Outro assunto que mobilizou os candidatos foi privatização, com destaque para a Petrobras. Lula se comprometeu com a manutenção da empresa como estatal. “Privatizar não é solução para nada”, declarou. Bolsonaro citou a pandemia e a invasão da Ucrânia como responsáveis pelo aumento dos preços dos combustíveis e negou interferência nas decisões da empresa.
O terceiro bloco repetiu o modelo do primeiro, com uma pergunta do mediador e, depois, 15 minutos para um embate direto.
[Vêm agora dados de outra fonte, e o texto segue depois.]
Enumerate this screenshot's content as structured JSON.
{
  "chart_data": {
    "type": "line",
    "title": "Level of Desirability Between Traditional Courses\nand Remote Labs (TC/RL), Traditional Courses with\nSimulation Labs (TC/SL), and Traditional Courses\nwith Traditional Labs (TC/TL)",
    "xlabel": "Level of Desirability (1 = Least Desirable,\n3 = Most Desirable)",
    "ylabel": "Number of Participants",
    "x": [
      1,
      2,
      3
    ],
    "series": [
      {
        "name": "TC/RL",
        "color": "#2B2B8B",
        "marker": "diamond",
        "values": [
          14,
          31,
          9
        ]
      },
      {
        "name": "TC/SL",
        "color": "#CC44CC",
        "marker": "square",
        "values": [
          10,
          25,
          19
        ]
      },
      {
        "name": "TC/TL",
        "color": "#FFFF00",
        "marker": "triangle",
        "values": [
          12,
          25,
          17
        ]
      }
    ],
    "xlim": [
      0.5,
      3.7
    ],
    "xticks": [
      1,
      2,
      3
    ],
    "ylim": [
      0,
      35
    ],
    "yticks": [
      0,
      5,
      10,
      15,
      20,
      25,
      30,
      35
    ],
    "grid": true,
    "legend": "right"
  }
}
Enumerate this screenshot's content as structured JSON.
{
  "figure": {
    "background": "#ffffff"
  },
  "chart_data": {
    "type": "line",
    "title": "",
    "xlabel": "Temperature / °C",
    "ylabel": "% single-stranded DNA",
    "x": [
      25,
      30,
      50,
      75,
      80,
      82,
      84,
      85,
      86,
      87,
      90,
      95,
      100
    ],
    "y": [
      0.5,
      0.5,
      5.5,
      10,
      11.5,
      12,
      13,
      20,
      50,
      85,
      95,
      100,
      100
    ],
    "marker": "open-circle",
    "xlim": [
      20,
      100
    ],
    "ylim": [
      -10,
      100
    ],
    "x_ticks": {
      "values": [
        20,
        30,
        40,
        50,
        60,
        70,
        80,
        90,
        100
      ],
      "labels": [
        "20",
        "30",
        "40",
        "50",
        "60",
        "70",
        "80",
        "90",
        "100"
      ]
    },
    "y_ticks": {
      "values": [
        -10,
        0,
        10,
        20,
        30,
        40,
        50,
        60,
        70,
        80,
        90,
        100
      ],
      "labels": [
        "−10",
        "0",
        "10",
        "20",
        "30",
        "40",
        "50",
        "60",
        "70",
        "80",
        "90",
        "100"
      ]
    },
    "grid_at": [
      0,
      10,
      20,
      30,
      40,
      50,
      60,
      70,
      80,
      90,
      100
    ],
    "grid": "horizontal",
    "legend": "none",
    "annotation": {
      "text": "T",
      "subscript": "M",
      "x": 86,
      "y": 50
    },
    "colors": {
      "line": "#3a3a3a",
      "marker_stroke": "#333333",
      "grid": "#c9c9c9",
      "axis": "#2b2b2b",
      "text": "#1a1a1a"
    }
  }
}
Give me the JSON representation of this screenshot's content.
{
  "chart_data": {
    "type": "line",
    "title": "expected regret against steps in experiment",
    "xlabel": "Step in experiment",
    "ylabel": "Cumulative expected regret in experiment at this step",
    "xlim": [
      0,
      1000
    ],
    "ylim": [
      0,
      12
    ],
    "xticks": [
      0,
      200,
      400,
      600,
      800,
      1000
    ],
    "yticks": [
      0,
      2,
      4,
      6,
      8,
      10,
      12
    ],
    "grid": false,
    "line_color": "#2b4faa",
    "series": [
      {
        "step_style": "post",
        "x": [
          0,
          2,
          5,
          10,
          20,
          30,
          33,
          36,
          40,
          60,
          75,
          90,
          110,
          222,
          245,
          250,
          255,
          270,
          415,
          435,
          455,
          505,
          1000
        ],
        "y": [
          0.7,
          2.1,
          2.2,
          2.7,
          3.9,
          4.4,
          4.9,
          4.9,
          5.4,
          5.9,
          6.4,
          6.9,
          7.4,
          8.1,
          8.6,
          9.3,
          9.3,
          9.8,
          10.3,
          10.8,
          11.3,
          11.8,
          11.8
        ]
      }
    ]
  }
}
Dessa vez, Bolsonaro mostrou-se mais à vontade no palco e, várias vezes, aproximou-se do adversário para desfiar acusações. Lula administrou mal o tempo e, quando estourou os 15 minutos a que tinha direito, viu seu adversário com mais de 6 minutos para falar sem ser contraditado.
O petista conseguiu um minuto adicional, antes das considerações finais, no único direito de resposta concedido em todo o programa, que permitiu fazer alguns contrapontos e minimizar o prejuízo de ver Bolsonaro falando sozinho.
O presidente levantou, no encerramento do programa, temas da agenda conservadora de costumes, com declarações contra o aborto, a “ideologia de gênero”, tradição cristã e a política de armar a população civil como sendo para “autodefesa”. “Não queremos que nossos filhos, ao irem para a escola frequentem o mesmo banheiro, como quer o lado de lá”, “nós queremos um país sem drogas, o lado de lá quer liberar as drogas”, “pelo respeito à legítima defesa” foram algumas de suas considerações finais.
Ao concluir sua participação, o ex-presidente Lula disse que Bolsonaro “é o cara com a maior cara de pau para contar inverdades aqui”. Lembrou que foi ele quem sancionou a Lei de Liberdade Religiosa, disse: “quem defende a democracia e a liberdade sou eu, muito mais do que ele”. Ainda chamou Bolsonaro de “pequeno ditadorzinho que quer ocupar a Suprema Corte”. Os dois candidatos voltarão a se encontrar no dia 28 — antevéspera da eleição —, no segundo e último debate desse segundo turno, nos estúdios da TV Globo, no Rio de Janeiro.